C’est un garde-fou que les humains se donnent pour justement prévenir les abus potentiels de leurs congénères. En fait, c’est un des principaux instruments de la démocratie. Et les régimes autoritaires n’ont ni l’intention ni l’intérêt de laisser se former et s’épanouir une opposition dont la mission est justement de les contrôler et de leur demander des comptes au nom du peuple. Elle peut même révoquer leur pouvoir par la voie des urnes et les remplacer dans un jeu politique ouvert à l’alternance, comme cela se pratique dans les démocraties. Mais qui dit régime autoritaire dit absence de démocratie, donc absence d’alternance au pouvoir et donc pas de comptes à rendre au peuple. Aussi dans ce contexte, les gouvernants s’emploient à corrompre et/ou pervertir l’opposition de manière à la discréditer aux yeux du peuple. Et si cette recette ne fonctionne pas pour tout le monde, il y a tout un cocktail de moyens de dissuasion comme la pression, l’intimidation, la menace et même parfois des solutions brutales à l’exemple des disparitions.

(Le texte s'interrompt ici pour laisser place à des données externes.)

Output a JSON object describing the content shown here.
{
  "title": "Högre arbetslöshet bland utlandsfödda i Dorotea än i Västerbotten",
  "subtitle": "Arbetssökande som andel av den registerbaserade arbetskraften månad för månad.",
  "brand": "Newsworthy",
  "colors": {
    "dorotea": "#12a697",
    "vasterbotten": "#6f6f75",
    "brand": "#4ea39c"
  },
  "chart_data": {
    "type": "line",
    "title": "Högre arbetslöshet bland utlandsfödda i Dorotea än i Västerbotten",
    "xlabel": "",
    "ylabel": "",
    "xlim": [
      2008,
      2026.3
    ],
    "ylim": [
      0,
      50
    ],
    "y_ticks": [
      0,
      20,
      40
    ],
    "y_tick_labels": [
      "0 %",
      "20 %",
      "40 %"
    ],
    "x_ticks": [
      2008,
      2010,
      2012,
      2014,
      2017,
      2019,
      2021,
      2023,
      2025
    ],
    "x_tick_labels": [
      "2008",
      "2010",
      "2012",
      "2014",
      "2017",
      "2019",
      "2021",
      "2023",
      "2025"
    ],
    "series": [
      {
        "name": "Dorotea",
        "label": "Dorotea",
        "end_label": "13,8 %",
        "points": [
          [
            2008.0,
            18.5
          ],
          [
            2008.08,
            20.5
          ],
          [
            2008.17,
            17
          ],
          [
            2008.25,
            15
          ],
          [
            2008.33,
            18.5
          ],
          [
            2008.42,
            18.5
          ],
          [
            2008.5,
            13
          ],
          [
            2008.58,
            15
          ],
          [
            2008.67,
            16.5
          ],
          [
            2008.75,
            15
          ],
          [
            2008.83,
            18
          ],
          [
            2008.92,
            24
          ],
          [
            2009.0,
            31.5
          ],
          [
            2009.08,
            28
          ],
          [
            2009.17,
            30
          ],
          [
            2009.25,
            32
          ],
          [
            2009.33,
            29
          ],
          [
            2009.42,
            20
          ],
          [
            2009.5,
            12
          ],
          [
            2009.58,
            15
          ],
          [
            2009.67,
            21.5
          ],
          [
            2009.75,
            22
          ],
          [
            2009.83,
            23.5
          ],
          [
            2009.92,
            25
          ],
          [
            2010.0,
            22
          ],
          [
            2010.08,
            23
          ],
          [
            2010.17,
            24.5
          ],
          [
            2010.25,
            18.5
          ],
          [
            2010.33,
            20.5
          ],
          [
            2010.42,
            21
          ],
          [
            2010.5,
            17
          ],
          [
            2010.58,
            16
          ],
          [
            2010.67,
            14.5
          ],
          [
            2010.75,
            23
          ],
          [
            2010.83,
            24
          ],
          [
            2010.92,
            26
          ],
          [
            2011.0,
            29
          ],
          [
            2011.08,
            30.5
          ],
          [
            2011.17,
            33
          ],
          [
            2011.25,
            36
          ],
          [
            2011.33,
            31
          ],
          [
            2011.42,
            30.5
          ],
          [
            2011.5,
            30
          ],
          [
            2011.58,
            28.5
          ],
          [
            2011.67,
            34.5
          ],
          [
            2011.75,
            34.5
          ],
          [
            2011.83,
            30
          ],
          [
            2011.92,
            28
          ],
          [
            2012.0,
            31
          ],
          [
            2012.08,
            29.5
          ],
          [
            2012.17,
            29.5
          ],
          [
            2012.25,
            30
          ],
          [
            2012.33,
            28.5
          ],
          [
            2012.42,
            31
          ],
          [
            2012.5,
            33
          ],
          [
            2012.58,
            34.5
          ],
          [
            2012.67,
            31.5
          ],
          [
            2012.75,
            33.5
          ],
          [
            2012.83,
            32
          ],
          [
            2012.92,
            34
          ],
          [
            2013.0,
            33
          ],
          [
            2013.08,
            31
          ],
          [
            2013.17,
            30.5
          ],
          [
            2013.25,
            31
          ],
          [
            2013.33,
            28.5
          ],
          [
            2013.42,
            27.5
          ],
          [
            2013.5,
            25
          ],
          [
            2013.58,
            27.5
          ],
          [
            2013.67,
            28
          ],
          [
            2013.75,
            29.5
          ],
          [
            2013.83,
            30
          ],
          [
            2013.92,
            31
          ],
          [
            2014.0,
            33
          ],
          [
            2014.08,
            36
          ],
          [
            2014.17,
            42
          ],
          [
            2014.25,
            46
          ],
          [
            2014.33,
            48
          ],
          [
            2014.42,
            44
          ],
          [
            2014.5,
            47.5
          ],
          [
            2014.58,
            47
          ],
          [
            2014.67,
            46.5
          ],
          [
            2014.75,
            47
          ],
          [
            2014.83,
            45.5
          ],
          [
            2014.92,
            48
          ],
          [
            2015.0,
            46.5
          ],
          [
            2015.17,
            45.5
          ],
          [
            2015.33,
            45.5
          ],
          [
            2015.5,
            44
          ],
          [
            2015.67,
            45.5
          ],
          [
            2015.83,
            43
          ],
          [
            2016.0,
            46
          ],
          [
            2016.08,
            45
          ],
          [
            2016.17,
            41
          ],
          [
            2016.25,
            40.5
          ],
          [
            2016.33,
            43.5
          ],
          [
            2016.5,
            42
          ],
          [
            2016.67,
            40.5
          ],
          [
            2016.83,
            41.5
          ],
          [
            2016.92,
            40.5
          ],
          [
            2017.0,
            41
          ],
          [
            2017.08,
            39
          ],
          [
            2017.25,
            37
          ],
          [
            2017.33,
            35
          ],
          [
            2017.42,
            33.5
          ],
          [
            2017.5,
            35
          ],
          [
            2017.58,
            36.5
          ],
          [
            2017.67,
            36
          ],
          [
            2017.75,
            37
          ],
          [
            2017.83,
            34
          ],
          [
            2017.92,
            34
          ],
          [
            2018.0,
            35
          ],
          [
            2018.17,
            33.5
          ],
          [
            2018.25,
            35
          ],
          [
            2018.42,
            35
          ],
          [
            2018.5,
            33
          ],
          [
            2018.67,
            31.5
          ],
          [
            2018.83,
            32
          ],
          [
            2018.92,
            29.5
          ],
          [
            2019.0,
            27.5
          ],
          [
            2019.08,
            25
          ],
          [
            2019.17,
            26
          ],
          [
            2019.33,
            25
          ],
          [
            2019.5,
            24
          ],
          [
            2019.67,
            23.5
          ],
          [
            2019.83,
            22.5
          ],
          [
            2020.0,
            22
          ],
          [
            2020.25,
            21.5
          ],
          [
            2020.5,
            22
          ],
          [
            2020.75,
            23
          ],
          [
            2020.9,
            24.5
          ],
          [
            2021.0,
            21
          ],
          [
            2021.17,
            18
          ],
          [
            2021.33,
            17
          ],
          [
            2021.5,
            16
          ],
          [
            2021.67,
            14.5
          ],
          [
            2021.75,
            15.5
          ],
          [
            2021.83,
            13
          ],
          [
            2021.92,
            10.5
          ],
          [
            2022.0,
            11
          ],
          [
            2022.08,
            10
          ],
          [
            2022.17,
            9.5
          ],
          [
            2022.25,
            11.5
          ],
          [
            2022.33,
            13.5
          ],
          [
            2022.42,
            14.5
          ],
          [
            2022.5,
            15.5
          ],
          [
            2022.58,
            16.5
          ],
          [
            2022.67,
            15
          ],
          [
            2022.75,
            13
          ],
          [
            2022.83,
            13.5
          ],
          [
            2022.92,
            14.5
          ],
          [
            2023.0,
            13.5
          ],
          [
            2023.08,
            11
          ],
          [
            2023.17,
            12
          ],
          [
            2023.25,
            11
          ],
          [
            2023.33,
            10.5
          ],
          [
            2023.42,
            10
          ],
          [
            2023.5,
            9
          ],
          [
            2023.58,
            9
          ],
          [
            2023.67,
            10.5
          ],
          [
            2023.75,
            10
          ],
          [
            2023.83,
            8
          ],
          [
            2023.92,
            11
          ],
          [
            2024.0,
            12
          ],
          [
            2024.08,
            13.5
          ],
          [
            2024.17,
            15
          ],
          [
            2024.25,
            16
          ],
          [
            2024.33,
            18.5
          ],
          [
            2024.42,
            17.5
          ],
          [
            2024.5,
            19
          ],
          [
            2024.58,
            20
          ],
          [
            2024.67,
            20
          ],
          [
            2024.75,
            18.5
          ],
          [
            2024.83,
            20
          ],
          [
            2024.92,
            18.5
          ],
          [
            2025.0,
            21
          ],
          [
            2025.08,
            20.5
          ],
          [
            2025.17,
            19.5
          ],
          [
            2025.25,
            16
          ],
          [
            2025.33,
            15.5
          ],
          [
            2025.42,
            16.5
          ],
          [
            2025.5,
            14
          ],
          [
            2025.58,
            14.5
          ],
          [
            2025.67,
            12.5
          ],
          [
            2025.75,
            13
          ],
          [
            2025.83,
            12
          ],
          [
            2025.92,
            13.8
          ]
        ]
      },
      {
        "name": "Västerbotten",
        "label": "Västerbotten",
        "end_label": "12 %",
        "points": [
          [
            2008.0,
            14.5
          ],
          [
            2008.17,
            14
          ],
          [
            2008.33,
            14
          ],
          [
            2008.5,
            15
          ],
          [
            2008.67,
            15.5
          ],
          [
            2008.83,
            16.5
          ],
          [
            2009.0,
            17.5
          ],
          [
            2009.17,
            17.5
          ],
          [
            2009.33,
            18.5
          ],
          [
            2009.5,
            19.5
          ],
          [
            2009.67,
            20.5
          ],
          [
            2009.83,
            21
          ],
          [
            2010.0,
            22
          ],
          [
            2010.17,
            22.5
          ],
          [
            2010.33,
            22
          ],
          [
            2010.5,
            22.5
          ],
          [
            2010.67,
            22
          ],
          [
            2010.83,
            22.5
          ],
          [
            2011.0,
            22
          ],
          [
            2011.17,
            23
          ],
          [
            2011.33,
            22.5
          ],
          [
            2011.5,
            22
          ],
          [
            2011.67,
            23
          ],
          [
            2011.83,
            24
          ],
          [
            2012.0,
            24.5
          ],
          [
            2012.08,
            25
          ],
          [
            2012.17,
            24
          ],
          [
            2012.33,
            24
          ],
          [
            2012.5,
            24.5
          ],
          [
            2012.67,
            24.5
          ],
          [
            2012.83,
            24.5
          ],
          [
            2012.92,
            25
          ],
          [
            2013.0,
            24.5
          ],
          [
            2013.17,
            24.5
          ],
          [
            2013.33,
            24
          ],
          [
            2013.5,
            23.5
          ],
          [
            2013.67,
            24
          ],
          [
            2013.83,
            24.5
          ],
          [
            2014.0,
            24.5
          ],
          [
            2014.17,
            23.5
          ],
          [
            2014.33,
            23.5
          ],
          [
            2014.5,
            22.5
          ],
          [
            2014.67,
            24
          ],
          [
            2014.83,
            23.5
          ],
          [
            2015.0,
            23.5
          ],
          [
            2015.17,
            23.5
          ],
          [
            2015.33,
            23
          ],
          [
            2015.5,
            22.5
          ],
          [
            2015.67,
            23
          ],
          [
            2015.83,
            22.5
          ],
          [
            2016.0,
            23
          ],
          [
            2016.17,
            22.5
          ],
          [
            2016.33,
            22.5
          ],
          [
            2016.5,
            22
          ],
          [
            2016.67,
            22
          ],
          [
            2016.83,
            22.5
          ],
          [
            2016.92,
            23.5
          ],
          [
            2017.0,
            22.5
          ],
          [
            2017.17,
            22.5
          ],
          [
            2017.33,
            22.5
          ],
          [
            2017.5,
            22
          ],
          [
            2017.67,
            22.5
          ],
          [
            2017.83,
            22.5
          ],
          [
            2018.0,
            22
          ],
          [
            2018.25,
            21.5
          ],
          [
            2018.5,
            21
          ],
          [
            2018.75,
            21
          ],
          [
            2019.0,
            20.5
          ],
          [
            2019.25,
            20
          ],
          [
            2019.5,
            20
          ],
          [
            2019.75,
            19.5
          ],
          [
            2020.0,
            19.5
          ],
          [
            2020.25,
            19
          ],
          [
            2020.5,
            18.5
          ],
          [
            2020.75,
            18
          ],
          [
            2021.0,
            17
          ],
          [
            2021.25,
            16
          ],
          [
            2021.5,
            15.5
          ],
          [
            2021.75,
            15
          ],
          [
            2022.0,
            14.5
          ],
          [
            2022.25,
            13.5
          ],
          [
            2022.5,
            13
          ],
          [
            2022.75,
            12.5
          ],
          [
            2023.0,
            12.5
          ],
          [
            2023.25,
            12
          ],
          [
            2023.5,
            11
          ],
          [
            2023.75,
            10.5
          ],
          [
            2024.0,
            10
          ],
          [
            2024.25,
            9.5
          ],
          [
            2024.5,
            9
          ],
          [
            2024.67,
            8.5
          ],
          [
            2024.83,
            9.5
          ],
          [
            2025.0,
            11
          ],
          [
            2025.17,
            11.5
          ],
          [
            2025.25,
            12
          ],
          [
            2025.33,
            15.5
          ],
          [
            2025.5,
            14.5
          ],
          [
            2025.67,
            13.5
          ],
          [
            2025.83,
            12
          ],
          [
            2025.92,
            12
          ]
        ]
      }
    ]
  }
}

En Algérie, ce n’est pas faute d’exister, l’opposition a toujours fait partie du décor, mais sans réel impact sur les affaires du pays. S’il y avait une opposition soucieuse de l’intérêt public et des enjeux auxquels est confronté notre pays, l’Algérie ne serait pas sur la liste des Etats les plus mal gouvernés, autrement dit les plus corrompus du monde. S’il y avait une opposition préoccupée par les défis qui attendent le peuple algérien dans le futur, une fois que le baril de pétrole aura cessé d’être notre bouée de sauvetage, sans doute qu’il n’y aurait pas eu de violation de la Constitution ni de troisième mandat. Et encore moins le risque d’une République à caractère héréditaire comme toutes celles que nous évoquons avec dédain parce qu’elles nous donnent de l’urticaire. Et c’est cela, le grand changement qui se fait sentir dans notre pays.

La détérioration du contexte social et politique requiert la formation d’une opposition capable de faire aboutir la revendication du peuple pour un passage à l’Etat de droit. Nous ne sommes pas immatures pour rester enfermés dans un état d’urgence. Depuis l’indépendance, le peuple algérien a cumulé des expériences, souvent douloureuses hélas, qui lui permettent aujourd’hui de faire la part des choses et de reprendre ses droits. Il doit se libérer de toute oppression et accéder, chez lui, à une qualité de vie qu’il n’aurait pas à chercher ailleurs. Il en a les moyens humains et matériels. C’est un devoir envers les générations futures que de leur laisser une patrie où il fait bon vivre et prospérer. A charge pour les partisans du changement démocratique (toutes initiatives confondues) de se montrer à la hauteur de ces attentes. Leur atout majeur, c’est la formidable énergie de la jeunesse algérienne, plus que jamais résolue à se faire entendre. De toutes les façons.